Bisher habe ich nur alte Bilder von Alzheina im verstaubten Bilderbuch meines Vaters auf dem Dachboden  gesehen. Es würde also auch ein wenig aufregend für mich sein, diese Bilder endlich in real sehen zu können. Ich wusste zwar, dass von dem Dorf und der damaligen Umgebung nicht mehr viel übrig war, aber es war immerhin etwas. Dads Vergangenheit zu erkunden war für mich ein Abenteuer, das sich definitiv lohnte, erlebt zu werden.

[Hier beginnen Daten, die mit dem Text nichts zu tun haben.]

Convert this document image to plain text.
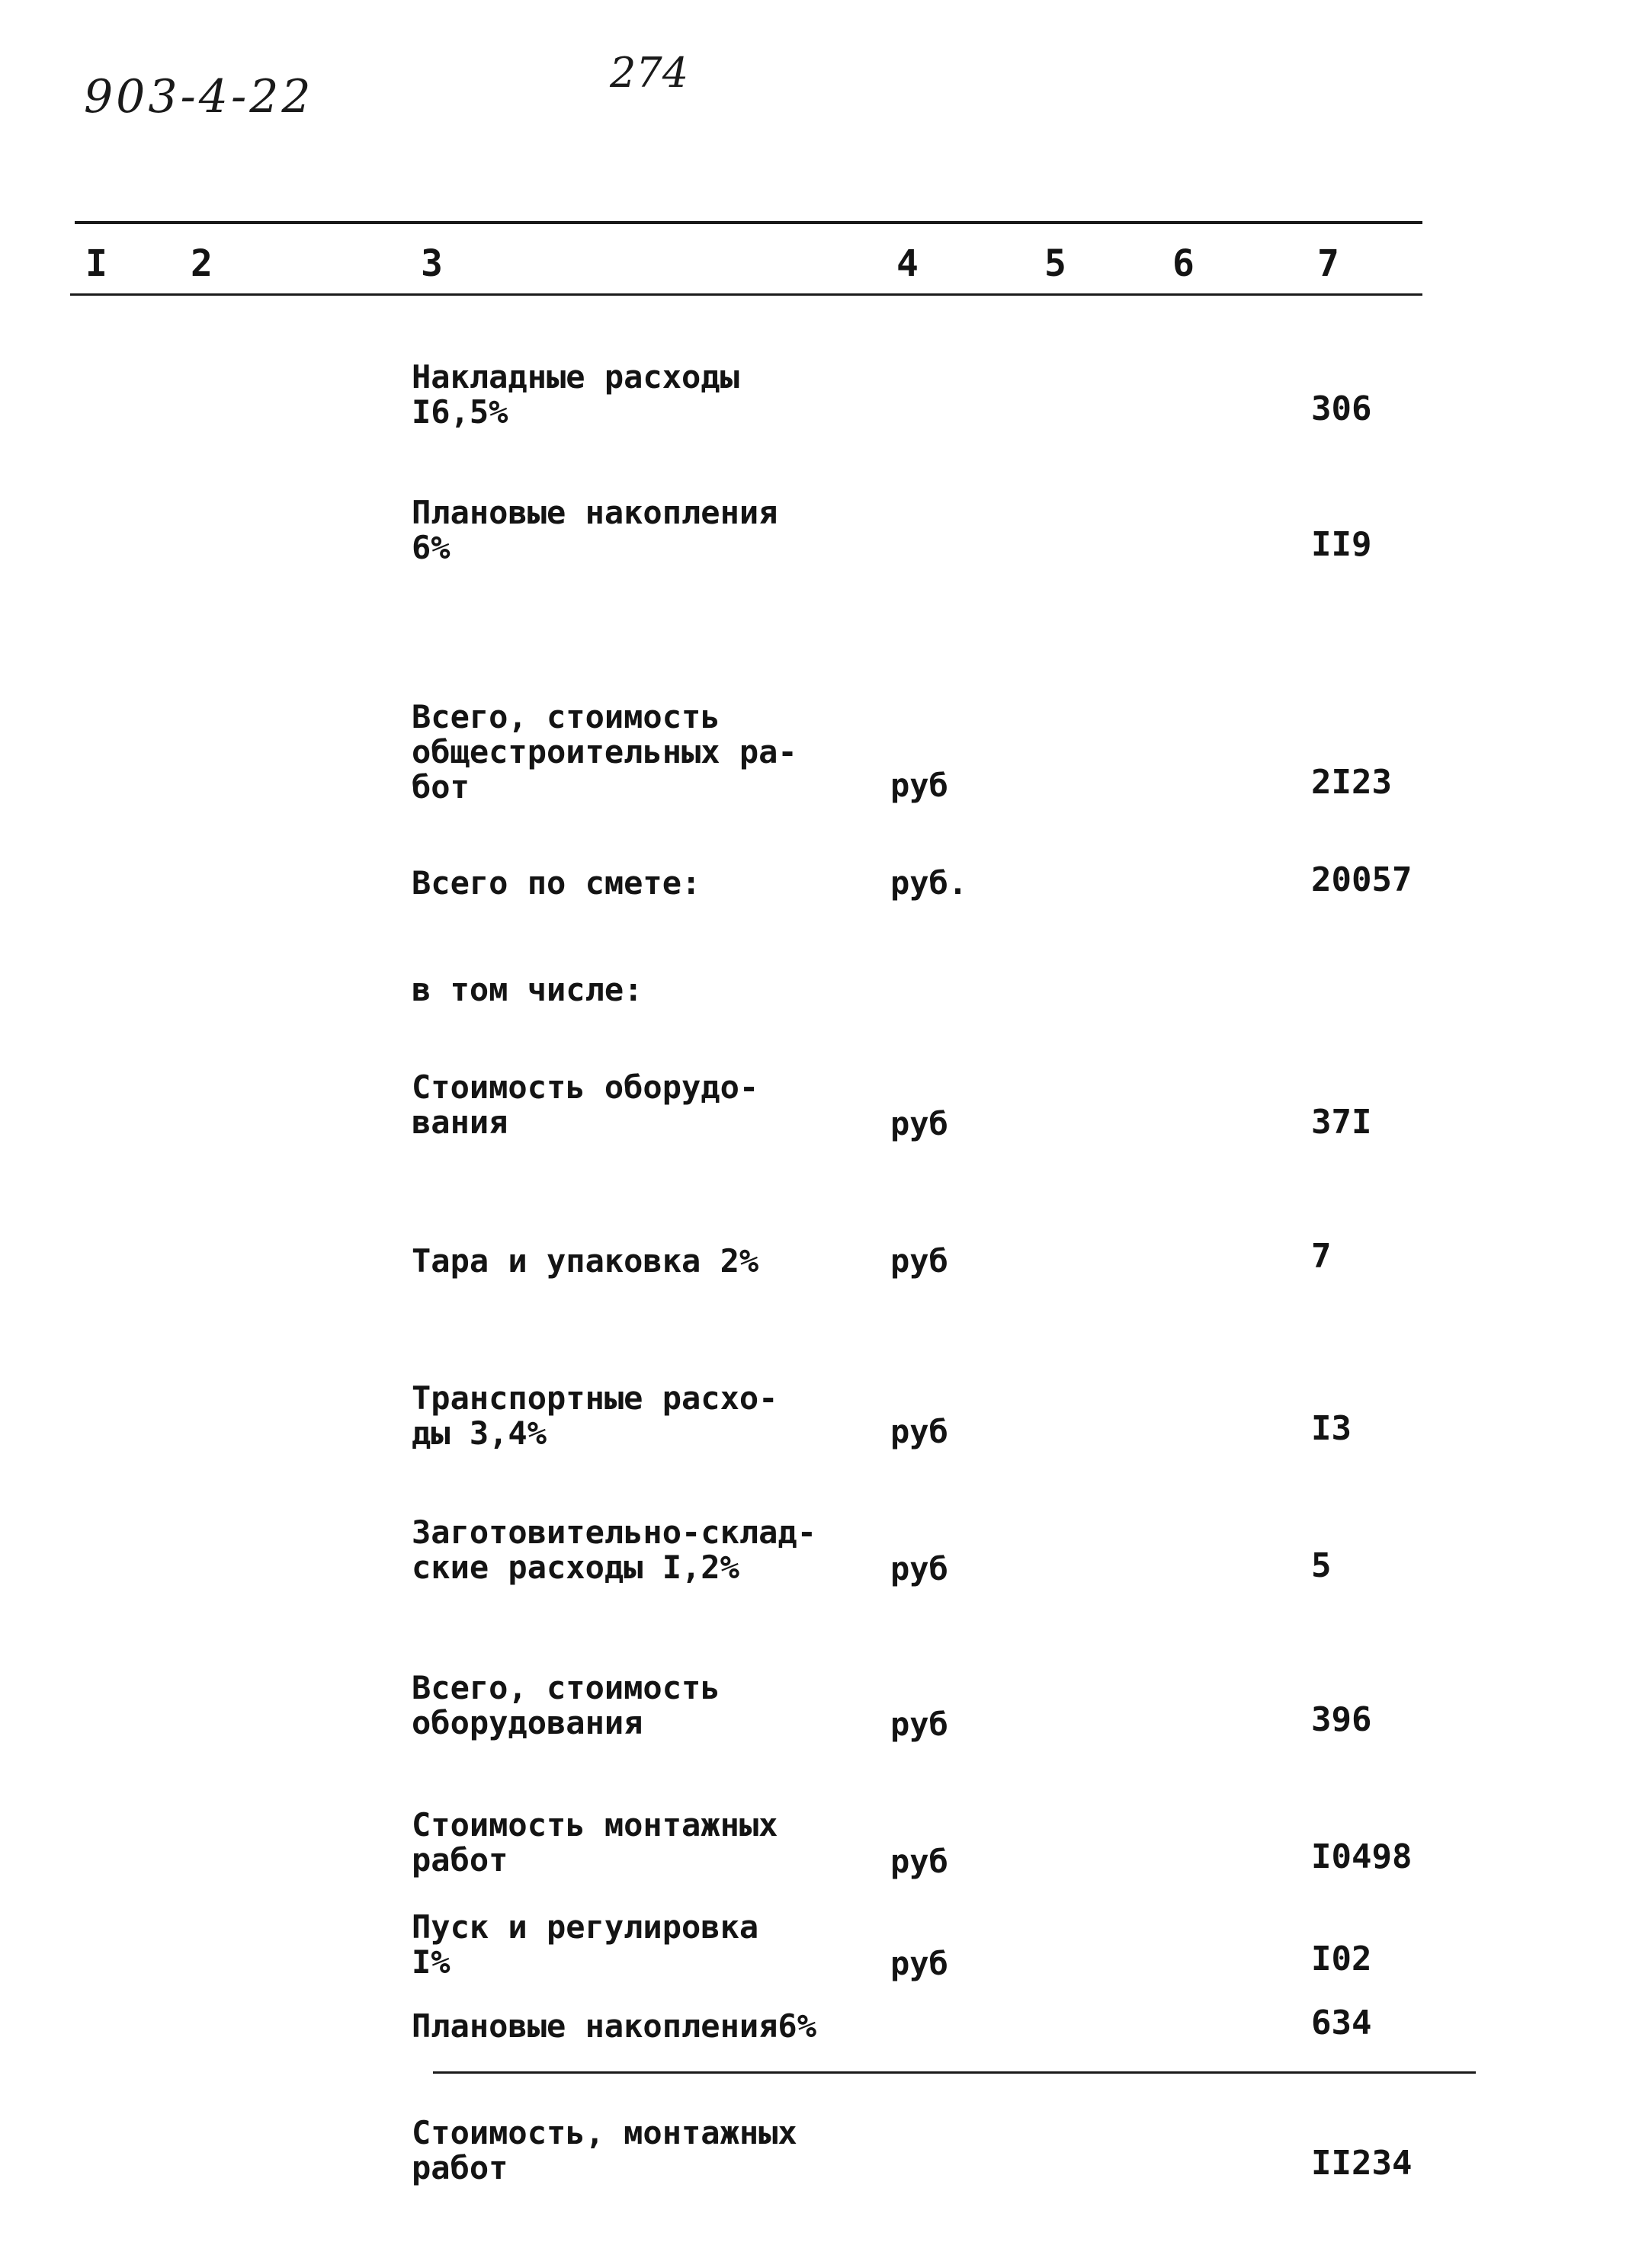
903-4-22	274
I 2	3	4	5	6	7
Накладные расходы
I6,5%	306
Плановые накопления
6%	II9
Всего, стоимость
общестроительных ра-
бот	руб	2I23
Всего по смете:	руб.	20057
в том числе:
Стоимость оборудо-
вания	руб	37I
Тара и упаковка 2%	руб	7
Транспортные расхо-
ды 3,4%	руб	I3
Заготовительно-склад-
ские расходы I,2%	руб	5
Всего, стоимость
оборудования	руб	396
Стоимость монтажных
работ	руб	I0498
Пуск и регулировка
I%	руб	I02
Плановые накопления6%	634
Стоимость, монтажных
работ	II234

Wir beide fuhren also von Plauen aus, wo wir zurzeit wohnten, Richtung der Talsperre. Auf dem Weg dorthin, standen am Straßenrand überall Schilder:

Alzlantis: Auf der Spur eines versunkenen Dorfes

1 Führung ca. 2h: 60€

1 Führung ca. 1h: 30€

Familienticket ganztags mit 10% Rabatt: 20€

War ja klar, dass sie wieder nur Geld machen wollten. Schnell verflog die Hoffnung meines Dads, die Besichtigungstour wäre nur für ehemalige Dorfbewohner gedacht. Der Griff ums Lenkrad wurde fester und ich saß eingeschüchtert von der plötzlichen Gereiztheit meines Vaters mäuschenstill auf dem Beifahrersitz.

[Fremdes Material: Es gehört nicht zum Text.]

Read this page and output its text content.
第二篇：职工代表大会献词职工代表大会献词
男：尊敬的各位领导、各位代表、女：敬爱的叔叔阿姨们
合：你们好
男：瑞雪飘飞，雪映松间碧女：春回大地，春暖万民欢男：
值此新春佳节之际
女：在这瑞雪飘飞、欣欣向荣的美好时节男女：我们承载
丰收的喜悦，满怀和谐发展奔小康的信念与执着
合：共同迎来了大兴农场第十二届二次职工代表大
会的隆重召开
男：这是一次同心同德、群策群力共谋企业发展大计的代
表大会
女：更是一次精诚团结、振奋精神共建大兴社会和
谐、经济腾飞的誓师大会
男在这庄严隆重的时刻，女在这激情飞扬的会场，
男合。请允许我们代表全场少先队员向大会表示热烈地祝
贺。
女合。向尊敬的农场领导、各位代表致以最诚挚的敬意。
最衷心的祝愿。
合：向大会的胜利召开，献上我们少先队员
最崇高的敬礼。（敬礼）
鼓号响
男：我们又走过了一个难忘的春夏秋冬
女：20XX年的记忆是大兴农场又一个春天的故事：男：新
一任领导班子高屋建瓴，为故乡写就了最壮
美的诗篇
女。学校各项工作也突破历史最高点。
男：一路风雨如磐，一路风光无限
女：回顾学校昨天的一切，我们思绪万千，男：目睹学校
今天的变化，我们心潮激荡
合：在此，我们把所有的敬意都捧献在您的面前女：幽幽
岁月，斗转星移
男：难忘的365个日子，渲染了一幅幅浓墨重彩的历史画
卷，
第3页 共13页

Auf einer Anhöhe vor der Talsperre war der Parkplatzbereich. Die Brückners warteten dort bereits auf uns vor ihrem schwarzen Mazda. In Person waren die Brückners mein bester Freund Tony(und praktisch mein einziger Freund) und sein Vater, der mit meinem Vater(praktisch sein einziger Freund) eng befreundet ist. Beide haben hier früher in der selben Straße im Dorf gewohnt, dass nicht mehr existierte. Für sie war es die pure Erfüllung ihrer Nostalgieträume. Als ob sie nie weg wären, erinnerten sie sich genauestens an die Routen, die sie mit ihren Fahrrädern damals durch das Dorf gefahren sind, und zeichneten diese mit ihren Handbewegungen in der Luft nach.